Considering how we have found x+2 is a zero for P(x)=(x-2)(x+3)(x+1)-4, we require a -5 from the other two zeroes.
Factors to consider are: 1, -1, 5, -5, sqrt5 and sqrt-5

Utilise factor theorem through the original polynomial given P(x)=(x-2)(x+3)(x+1)-4
If P(x)= 0 then you have figured out your roots

Sorry for being brief - my teacher taught me this method to quicken the somewhat laborious process of factorising polynomials :/

 

[QZP]

I don't like how you have +-sqrt 5 as zeros to consider, because that thereom only applies to integer zeros (if I recall correctly) - it feels like you only listed it because you saw the answer. For safety just expand the polynomial and factorise (x+2). Doesn't take that long anyway

 

[lpodtouch]

I don't like how you have +-sqrt 5 as zeros to consider, because that thereom only applies to integer zeros (if I recall correctly) - it feels like you only listed it because you saw the answer. For safety just expand the polynomial and factorise (x+2). Doesn't take that long anyway

Yeah factor theorem is applicable to integer zeroes (however upon substituting sqrt5 and -sqrt5 = 0)

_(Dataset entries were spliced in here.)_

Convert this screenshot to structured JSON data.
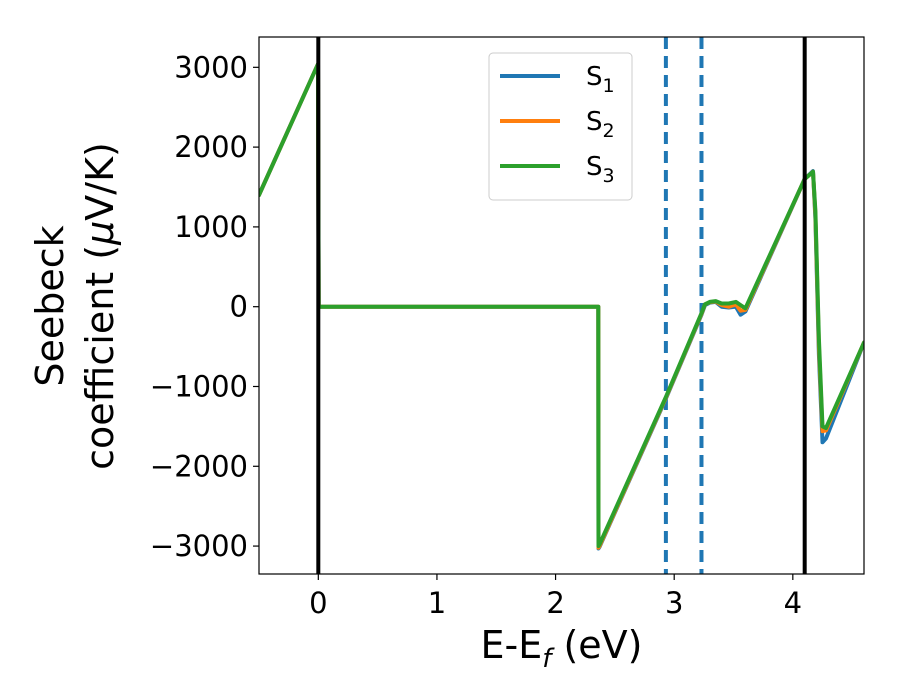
{
  "chart_data": {
    "type": "line",
    "title": "",
    "xlabel_main": "E-E",
    "xlabel_sub": "f",
    "xlabel_unit": " (eV)",
    "ylabel_line1": "Seebeck",
    "ylabel_line2_prefix": "coefficient  (",
    "ylabel_mu": "μ",
    "ylabel_line2_suffix": "V/K)",
    "xlim": [
      -0.5,
      4.6
    ],
    "ylim": [
      -3350,
      3380
    ],
    "x_ticks": [
      0,
      1,
      2,
      3,
      4
    ],
    "x_tick_labels": [
      "0",
      "1",
      "2",
      "3",
      "4"
    ],
    "y_ticks": [
      3000,
      2000,
      1000,
      0,
      -1000,
      -2000,
      -3000
    ],
    "y_tick_labels": [
      "3000",
      "2000",
      "1000",
      "0",
      "−1000",
      "−2000",
      "−3000"
    ],
    "vlines_solid": [
      0.0,
      4.1
    ],
    "vlines_dashed": [
      2.93,
      3.23
    ],
    "legend_position": "top-center",
    "legend": [
      {
        "base": "S",
        "sub": "1"
      },
      {
        "base": "S",
        "sub": "2"
      },
      {
        "base": "S",
        "sub": "3"
      }
    ],
    "series": [
      {
        "color": "#1f77b4",
        "x": [
          -0.5,
          -0.003,
          0.003,
          2.36,
          2.362,
          2.37,
          2.93,
          3.23,
          3.26,
          3.3,
          3.35,
          3.4,
          3.46,
          3.52,
          3.56,
          3.6,
          4.1,
          4.17,
          4.19,
          4.22,
          4.25,
          4.28,
          4.6
        ],
        "y": [
          1400,
          3040,
          0,
          0,
          -3030,
          -3010,
          -1150,
          -100,
          20,
          50,
          60,
          0,
          -10,
          0,
          -100,
          -60,
          1600,
          1700,
          1100,
          -600,
          -1700,
          -1650,
          -450
        ]
      },
      {
        "color": "#ff7f0e",
        "x": [
          -0.5,
          -0.003,
          0.003,
          2.36,
          2.362,
          2.37,
          2.93,
          3.23,
          3.26,
          3.3,
          3.35,
          3.4,
          3.46,
          3.52,
          3.56,
          3.6,
          4.1,
          4.17,
          4.19,
          4.22,
          4.25,
          4.28,
          4.6
        ],
        "y": [
          1400,
          3040,
          0,
          0,
          -3020,
          -3000,
          -1140,
          -90,
          30,
          55,
          65,
          20,
          0,
          30,
          -50,
          -40,
          1600,
          1690,
          1150,
          -500,
          -1560,
          -1550,
          -450
        ]
      },
      {
        "color": "#2ca02c",
        "x": [
          -0.5,
          -0.003,
          0.003,
          2.36,
          2.362,
          2.37,
          2.93,
          3.23,
          3.26,
          3.3,
          3.35,
          3.4,
          3.46,
          3.52,
          3.56,
          3.6,
          4.1,
          4.17,
          4.19,
          4.22,
          4.25,
          4.28,
          4.6
        ],
        "y": [
          1400,
          3040,
          0,
          0,
          -3000,
          -2980,
          -1130,
          -80,
          30,
          60,
          70,
          40,
          40,
          60,
          20,
          -20,
          1600,
          1690,
          1200,
          -400,
          -1500,
          -1520,
          -450
        ]
      }
    ]
  }
}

It would preferable to just expand the polynomial and long divide to receive P(x) = (x+2)(x^2-5) then factorise accordingly.

 

[CanU_Not]

Another polynomial question :'(
"By solving the line y=mx+b simultaneously with the cubic y= x^3-6x^2-2x+1 and insisting that there be a triple root, find the point of inflexion of the cubic without using calculus"

Thanks in advance

 

[aDimitri]

if you doubt the +-sqrt(5) you can expand and check sum of roots (you will see it is -2) and since -2 is the known root the other roots are opposite in sign and equal in magnitude.

 

[dunjaaa]

Think about this graphically. When we find the points of intersection, we equate the y's. The new cubic polynomial formed is x^3-6x^2-(m+2)x+1-b=0. We are given that there exists a triple root. Hence, this implies that the line y=mx+b must of intersected the original polynomial at its point of inflexion via subtraction of ordinates. Thus, we must solve for x on the new cubic polynomial. Since there exists a triple root, we must transform the new cubic polynomial into the form (x+a)^3 (monic) for some real number 'a'. Expanding (x+a)^3, we obtain x^3+3ax^2+3(a^2)x+a^3. Equating the x^2 terms, we get 3a=-6, a=-2. Note: The line can also be found as well, by equating both the x and constant terms. You should get y=-14x+9. Therefore the new cubic polynomial can be transformed into (x-2)^3. This means that point of inflexion must of existed at x=2. Substituting into the original cubic to find the y-ordinate, we obtain y=-19. Therefore POI exists at (2,-19).